Government officials across the U.S., practically in unison, reiterate that “we are all in this together” when speaking to their constituents regarding the coronavirus outbreak, lockdown, social distancing, and several other relevant topics each individual is enduring. Although this is the first time the nation has faced a viral outbreak of this magnitude and concern, D’Andrea pointed out that this is not the first time “we are all in this together” has been forced centerstage to the public’s eyes and ears.
“You think about 9/11. Everybody came together, and you find this new sense of community and this new sense of wanting to help people and realizing that helping people makes you feel bet- ter and gets you through the bad stuff,” D’Andrea said. “When attacking something like this, this is something we have never seen before, and people rise to the top. I find this whole situation to be so interesting because I think people are going to dig deep and realize what they are made of. And that is really what happens in life when you are handed these really hard things.”
In 2018, D’Andrea’s teenage daughter was facing the brunt of mental health concerns in the forms of depression and anxiety. At this point in time, D’Andrea put the phrase “we are all in this together” to the test on a livestream on social media.
“It was out of character for me,” she said. “I basically just poured my heart out to the community, saying, ‘I do not know if anyone else is going through this, but I am. And if you need me to talk to...’ That is really what is going to be what helps people in the end: to feel comfortable enough to say, ‘We have this happening. Look for help. You are not by yourself. This is more normal than you think it is.’”
D’Andrea went on to discuss the stigma of asking for help, alongside the illusion of perfection portrayed on a given individual’s social media page.
“A couple years ago when this started going on with my daughter — and it was really scary — I knew [of] nobody going through the same thing. That was kind of how that page came about because I said, ‘There has to be someone else. There has to be someone out there who has a kid who is struggling with depression.’ But nobody is talking about it,” she said.
About five or six weeks ago, D’Andrea and her daughter began driving around and putting up signs that read, “One Day at a Time” around West Islip and Brightwaters — a modest radius around their home.

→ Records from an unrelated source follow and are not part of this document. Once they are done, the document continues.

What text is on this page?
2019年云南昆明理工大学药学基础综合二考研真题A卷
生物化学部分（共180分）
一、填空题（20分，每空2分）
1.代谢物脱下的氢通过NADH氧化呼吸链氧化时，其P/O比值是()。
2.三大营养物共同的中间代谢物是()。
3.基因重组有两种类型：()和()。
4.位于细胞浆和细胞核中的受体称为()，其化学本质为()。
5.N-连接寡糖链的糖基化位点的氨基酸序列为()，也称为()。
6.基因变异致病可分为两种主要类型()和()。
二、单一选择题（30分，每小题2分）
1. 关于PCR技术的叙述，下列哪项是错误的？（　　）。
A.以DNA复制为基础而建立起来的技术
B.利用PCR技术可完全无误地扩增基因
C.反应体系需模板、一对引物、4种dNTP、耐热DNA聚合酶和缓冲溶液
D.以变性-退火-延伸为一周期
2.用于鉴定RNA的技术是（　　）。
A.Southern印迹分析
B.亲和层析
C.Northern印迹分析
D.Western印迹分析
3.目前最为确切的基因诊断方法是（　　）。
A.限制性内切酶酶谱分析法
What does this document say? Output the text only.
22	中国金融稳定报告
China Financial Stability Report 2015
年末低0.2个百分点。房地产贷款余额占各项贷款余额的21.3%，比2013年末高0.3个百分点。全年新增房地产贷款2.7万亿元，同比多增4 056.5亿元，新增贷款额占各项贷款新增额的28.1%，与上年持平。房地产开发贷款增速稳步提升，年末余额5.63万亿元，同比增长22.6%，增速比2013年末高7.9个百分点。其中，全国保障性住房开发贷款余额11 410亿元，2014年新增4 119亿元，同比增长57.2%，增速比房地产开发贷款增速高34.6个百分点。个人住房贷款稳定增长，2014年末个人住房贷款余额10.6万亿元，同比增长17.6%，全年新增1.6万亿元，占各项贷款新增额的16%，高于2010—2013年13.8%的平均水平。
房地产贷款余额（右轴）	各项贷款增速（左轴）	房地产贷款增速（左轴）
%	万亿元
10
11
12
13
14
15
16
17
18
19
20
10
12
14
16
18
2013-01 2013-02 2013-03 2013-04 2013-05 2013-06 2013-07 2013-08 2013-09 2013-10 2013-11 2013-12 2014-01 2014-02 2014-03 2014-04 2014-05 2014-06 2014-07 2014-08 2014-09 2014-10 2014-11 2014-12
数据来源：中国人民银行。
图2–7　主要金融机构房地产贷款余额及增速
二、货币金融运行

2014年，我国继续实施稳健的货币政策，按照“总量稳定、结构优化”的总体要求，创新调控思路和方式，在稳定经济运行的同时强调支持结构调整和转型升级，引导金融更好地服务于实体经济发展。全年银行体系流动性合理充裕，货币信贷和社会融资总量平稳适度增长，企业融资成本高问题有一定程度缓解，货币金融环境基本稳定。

She is originally from Sayville and has had plans to put them on the road by the high school and in that general vicinity. She had also donated signs and informed others of where to buy additional signs on the Facebook page.
Since then, these signs have popped up in other areas, including East Islip and Babylon. Pandemonium Boutique in Babylon has joined the cause. D’Andrea said other businesses have contacted her, too, in discussion of how and where to acquire these signs.
“It was starting to get traction because when I first put up the post that I had some and telling people they can put them up, because I bought a whole bunch, a lot of people were asking directly how they can purchase these, saying they want to bring them to their school districts,” D’Andrea said, adding that she is unsure how wide the net was cast.
D’Andrea pointed out a movement sprung by an organization originating in Oregon in 2017 with these signs for the betterment of mental health and assisting one another are the source: www.Dontgiveupsigns.com. Yard signs are for sale as well as much more, including car stick- ers, wristbands, pins, and several other items with various messages, including “One Day at a Time” and “We are All in this Together.”